Quick tour: Make your way past the front door and you can take in the whole place before you even make it to the bar: six cocktail tables, a small pool table, a bar fixture and two bathroom doors. That's it. Oh, a there's a pay phone. Pretty straightforward simplicity that puts the emphasis on talking and drinking.

Crowd: Older, but a bit rowdier than the median for Andersonville drinking establishments. Regulars dominate afternoons and evenings, shooting pool and complaining about the Cubs, and later on, a slightly younger and flashier crowd rolls in. Farragut's has staked out a middle ground between nearby Simon's and Hopleaf as a dive-y joint with above-average beer and modest prices, and people have reacted accordingly.

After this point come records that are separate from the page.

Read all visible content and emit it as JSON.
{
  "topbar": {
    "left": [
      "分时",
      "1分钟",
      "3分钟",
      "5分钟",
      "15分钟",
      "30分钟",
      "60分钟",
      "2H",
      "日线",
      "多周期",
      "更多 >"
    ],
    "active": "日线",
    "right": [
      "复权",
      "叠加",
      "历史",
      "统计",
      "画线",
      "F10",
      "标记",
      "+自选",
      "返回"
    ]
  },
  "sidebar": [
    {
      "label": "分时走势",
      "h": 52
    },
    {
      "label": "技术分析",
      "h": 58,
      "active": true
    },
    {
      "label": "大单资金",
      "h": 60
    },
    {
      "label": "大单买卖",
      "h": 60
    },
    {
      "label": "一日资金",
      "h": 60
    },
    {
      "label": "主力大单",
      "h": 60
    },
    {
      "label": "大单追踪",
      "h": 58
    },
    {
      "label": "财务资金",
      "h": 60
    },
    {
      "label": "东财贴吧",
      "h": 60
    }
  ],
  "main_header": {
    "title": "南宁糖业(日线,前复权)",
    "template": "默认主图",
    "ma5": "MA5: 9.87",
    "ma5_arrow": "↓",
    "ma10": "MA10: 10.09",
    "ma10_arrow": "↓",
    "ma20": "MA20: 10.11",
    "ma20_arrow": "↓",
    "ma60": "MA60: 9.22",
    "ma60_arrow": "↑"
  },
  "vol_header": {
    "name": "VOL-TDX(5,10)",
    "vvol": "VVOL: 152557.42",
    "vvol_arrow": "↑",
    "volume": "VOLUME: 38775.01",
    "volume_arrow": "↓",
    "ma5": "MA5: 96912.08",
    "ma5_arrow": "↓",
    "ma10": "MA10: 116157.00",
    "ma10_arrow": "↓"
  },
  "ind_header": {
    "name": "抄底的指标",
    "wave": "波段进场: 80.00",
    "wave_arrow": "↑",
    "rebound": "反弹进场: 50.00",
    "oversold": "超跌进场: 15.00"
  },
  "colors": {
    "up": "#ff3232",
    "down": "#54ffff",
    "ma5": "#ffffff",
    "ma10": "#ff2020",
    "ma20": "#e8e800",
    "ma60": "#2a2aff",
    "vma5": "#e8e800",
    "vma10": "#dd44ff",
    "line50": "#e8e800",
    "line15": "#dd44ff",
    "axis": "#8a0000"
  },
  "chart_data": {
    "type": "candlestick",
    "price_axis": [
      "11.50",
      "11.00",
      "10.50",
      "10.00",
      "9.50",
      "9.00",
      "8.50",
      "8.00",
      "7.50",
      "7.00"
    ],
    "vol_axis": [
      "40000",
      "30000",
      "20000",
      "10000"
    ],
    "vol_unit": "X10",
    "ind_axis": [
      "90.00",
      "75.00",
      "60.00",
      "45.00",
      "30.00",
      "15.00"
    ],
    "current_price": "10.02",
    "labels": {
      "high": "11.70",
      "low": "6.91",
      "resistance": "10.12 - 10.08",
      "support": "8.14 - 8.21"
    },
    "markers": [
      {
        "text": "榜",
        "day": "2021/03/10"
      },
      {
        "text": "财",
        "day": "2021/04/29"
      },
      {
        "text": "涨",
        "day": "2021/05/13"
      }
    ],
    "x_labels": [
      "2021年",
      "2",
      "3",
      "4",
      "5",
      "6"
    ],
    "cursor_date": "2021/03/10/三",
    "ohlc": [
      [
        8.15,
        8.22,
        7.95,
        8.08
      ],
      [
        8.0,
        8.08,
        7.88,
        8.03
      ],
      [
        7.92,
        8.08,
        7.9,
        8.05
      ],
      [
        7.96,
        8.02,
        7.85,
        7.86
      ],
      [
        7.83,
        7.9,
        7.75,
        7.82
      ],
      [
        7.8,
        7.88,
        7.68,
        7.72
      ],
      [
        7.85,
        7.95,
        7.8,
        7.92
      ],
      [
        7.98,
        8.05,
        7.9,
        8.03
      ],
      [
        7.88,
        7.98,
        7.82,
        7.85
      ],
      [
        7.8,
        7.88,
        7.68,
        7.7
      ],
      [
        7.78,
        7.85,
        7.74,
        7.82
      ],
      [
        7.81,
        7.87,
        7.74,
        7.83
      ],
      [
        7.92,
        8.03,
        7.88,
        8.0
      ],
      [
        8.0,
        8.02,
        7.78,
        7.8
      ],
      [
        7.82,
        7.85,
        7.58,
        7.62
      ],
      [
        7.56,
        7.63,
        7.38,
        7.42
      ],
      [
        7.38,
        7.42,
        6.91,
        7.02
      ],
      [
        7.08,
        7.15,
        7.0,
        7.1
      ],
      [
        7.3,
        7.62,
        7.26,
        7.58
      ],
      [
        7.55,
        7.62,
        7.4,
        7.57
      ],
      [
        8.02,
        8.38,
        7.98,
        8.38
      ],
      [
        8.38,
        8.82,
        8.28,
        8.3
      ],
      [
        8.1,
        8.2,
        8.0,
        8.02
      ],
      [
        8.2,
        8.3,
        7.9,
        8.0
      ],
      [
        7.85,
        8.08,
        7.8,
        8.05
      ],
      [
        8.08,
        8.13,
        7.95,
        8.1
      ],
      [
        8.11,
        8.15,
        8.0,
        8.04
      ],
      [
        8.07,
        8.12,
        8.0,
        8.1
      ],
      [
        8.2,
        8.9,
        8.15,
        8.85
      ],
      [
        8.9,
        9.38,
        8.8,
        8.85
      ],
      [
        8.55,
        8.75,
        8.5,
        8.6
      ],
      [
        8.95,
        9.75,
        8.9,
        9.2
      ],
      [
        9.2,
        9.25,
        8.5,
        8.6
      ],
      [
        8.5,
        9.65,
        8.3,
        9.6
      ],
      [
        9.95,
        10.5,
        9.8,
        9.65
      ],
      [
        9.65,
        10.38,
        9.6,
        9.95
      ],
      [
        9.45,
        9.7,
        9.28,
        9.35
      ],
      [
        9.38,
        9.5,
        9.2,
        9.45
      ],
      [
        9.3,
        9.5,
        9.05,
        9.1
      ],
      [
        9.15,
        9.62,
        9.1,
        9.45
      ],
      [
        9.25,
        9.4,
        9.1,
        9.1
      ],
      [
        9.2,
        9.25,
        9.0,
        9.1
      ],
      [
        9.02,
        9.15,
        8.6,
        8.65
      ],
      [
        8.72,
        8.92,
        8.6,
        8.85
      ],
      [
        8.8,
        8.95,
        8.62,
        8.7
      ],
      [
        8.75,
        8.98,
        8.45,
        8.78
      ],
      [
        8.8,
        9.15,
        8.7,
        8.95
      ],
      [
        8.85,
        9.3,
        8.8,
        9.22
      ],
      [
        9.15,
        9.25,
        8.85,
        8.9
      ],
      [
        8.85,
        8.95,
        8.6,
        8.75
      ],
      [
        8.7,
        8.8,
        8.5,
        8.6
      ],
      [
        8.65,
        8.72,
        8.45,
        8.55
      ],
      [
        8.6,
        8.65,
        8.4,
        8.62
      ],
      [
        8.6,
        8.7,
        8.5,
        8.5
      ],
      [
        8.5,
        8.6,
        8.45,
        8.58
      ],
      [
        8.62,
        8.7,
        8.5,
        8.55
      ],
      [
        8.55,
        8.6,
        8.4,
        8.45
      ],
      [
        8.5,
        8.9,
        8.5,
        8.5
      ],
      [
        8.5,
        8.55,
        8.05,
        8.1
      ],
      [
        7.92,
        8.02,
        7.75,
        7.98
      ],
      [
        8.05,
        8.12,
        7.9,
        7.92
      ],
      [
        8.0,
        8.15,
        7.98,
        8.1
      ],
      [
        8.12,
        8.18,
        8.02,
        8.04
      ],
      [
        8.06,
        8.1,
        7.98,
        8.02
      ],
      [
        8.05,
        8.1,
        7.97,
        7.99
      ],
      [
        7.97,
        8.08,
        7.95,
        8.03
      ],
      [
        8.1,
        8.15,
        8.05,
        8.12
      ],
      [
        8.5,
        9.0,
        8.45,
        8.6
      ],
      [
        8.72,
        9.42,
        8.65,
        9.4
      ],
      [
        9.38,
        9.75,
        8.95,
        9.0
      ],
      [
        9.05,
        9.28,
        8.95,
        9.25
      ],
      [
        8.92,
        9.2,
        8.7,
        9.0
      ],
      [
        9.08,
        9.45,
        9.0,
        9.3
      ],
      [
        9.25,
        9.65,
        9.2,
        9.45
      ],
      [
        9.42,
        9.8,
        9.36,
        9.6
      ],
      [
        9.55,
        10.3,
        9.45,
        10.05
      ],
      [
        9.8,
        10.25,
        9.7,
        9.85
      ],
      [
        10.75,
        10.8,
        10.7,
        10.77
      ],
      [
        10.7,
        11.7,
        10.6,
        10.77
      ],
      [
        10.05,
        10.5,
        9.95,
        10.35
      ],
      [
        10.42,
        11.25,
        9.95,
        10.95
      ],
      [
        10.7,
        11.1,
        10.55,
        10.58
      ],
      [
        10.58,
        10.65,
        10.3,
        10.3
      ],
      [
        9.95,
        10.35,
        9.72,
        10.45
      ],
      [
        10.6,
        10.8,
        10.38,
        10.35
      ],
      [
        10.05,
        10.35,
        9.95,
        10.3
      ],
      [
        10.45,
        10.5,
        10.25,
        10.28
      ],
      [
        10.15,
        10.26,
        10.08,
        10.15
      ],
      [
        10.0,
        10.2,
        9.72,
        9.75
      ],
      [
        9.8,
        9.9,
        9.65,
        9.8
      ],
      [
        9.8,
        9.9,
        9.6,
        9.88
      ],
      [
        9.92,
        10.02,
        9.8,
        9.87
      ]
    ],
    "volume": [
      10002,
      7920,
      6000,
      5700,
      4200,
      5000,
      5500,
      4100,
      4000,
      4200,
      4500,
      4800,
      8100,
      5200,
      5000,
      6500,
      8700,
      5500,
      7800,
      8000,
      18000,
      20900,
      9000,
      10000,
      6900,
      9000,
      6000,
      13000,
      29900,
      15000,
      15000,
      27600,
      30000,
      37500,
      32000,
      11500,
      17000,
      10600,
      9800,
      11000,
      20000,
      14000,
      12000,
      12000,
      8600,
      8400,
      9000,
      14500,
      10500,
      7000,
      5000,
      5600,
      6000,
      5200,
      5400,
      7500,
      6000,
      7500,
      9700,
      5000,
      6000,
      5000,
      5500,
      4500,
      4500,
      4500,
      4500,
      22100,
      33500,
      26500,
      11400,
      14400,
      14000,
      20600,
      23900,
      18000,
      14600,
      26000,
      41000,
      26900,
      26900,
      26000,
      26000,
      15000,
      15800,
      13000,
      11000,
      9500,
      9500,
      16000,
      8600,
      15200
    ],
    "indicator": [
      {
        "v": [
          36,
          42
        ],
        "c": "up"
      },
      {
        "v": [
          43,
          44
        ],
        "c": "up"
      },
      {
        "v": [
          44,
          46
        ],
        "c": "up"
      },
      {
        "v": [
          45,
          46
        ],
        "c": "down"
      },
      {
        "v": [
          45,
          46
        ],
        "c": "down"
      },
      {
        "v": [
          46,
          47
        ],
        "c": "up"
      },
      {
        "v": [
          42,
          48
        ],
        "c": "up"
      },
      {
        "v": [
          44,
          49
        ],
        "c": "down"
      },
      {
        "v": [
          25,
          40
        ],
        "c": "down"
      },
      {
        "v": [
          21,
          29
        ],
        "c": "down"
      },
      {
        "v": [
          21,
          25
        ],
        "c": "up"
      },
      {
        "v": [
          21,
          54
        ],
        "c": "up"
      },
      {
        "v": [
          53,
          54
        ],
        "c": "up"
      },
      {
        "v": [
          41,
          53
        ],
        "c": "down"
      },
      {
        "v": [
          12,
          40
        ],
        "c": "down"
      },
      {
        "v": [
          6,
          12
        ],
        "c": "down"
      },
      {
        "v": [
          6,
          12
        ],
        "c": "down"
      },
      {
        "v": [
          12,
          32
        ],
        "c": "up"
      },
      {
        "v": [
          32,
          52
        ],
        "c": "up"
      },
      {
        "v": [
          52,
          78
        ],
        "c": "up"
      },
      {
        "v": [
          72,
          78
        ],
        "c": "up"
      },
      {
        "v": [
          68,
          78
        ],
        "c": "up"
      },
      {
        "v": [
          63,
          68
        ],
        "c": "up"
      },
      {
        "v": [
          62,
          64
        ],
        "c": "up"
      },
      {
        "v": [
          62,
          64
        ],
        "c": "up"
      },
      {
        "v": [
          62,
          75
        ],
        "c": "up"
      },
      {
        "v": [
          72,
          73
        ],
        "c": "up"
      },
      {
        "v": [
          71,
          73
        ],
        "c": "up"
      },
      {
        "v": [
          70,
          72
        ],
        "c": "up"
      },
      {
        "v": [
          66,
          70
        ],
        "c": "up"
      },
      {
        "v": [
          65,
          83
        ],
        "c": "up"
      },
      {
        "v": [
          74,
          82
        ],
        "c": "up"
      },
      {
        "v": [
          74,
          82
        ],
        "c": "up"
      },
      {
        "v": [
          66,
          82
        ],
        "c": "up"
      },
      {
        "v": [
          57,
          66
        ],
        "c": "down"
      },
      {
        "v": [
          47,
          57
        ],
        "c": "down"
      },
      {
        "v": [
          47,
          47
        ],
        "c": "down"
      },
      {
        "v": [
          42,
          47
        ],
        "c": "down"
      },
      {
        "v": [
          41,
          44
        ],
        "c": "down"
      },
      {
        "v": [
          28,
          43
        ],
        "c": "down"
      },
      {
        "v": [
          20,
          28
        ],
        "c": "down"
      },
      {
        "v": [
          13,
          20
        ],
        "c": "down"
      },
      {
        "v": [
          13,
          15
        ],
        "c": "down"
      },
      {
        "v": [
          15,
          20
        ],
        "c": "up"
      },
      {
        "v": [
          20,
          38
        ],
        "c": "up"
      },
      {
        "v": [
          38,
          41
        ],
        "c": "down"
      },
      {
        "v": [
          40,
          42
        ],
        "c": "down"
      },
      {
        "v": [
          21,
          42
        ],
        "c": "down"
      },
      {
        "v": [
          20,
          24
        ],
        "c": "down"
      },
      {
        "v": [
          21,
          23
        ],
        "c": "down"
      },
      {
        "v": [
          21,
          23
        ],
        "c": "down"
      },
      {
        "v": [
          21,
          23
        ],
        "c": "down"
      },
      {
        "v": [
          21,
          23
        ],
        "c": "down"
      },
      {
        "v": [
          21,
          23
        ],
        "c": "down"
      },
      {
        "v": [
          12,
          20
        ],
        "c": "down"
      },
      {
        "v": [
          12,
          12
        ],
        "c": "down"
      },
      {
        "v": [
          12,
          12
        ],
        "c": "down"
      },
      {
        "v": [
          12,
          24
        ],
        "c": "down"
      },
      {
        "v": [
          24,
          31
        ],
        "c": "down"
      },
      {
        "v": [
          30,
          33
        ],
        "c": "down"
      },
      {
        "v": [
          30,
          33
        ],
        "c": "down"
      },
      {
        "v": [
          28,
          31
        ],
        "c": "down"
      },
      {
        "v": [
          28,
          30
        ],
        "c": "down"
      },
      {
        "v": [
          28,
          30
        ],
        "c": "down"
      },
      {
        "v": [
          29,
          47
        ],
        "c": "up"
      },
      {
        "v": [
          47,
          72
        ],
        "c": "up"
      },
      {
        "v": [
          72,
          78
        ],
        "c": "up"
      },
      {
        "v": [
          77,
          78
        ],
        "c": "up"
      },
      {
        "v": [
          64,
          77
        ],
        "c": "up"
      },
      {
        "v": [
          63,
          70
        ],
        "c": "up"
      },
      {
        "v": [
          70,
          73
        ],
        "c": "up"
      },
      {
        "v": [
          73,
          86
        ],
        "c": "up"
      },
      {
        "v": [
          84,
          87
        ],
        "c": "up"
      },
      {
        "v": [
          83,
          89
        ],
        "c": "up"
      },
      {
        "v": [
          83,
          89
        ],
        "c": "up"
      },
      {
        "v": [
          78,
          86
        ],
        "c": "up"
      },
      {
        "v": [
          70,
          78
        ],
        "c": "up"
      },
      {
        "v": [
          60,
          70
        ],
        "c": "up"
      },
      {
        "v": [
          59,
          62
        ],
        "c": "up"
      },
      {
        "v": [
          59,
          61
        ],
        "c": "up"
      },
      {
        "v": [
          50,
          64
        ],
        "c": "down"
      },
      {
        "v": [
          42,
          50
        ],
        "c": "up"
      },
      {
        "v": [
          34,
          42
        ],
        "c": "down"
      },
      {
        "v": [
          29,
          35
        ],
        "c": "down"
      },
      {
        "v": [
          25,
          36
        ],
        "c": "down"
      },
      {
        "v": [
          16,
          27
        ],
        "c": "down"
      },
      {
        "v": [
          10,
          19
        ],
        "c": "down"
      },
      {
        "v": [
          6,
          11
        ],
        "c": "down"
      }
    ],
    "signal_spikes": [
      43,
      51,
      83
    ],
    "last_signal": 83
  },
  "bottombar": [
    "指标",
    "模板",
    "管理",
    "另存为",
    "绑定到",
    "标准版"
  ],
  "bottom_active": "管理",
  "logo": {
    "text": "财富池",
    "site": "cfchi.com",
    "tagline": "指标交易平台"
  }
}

Night to go: No nightly specials, but the pool table is always free (be prepared for a wait) and the bartender is usually pushing a cheapo special (currently $2 Budweiser Select and $2.50 domestic pints). Weekdays are far from slow, although the bar is so small that the crowds are never daunting.

Claim to fame: Apart from the sign outside, Farragut's might be the last bar on Clark to knuckle under to the adverse affects of advanced-stage yuppie-itis. Two dollars won't get you a matchbook at most Northside bars, but it'll get you a whole drink at Farragut's (well, as long as you order a $2 drink).

Music genre: Music is frequently subordinated to the clatter of conversation and pool balls clacking together; when the jukebox is plugged in, it spews an wild mix of newer rock (Green Day, Interpol) cut with some somewhat dated '90s beats (Clapton Unplugged? You ever heard of this guy?)

Beyond the barstool: Free pool, Beer Nuts and at most three varieties of those 25-cent bags of snicky snacks. Also a battered Golden Tee machine, and one of those video-slot games that you can't actually win money from, with three color TVs for more successful entertainment.

On the shelves: More than a dozen brews on tap and about 20 more available bottled, including a good selection of gourmet Belgians (Duvel, Chimay, Delirium Tremens) and other imports like Smith's Nut Brown Ale. Mixed drinks are dirt cheap, with well drinks ranging from $2-$4 and name brands not much more (a stiff Johnny Walker and soda is only $4.50).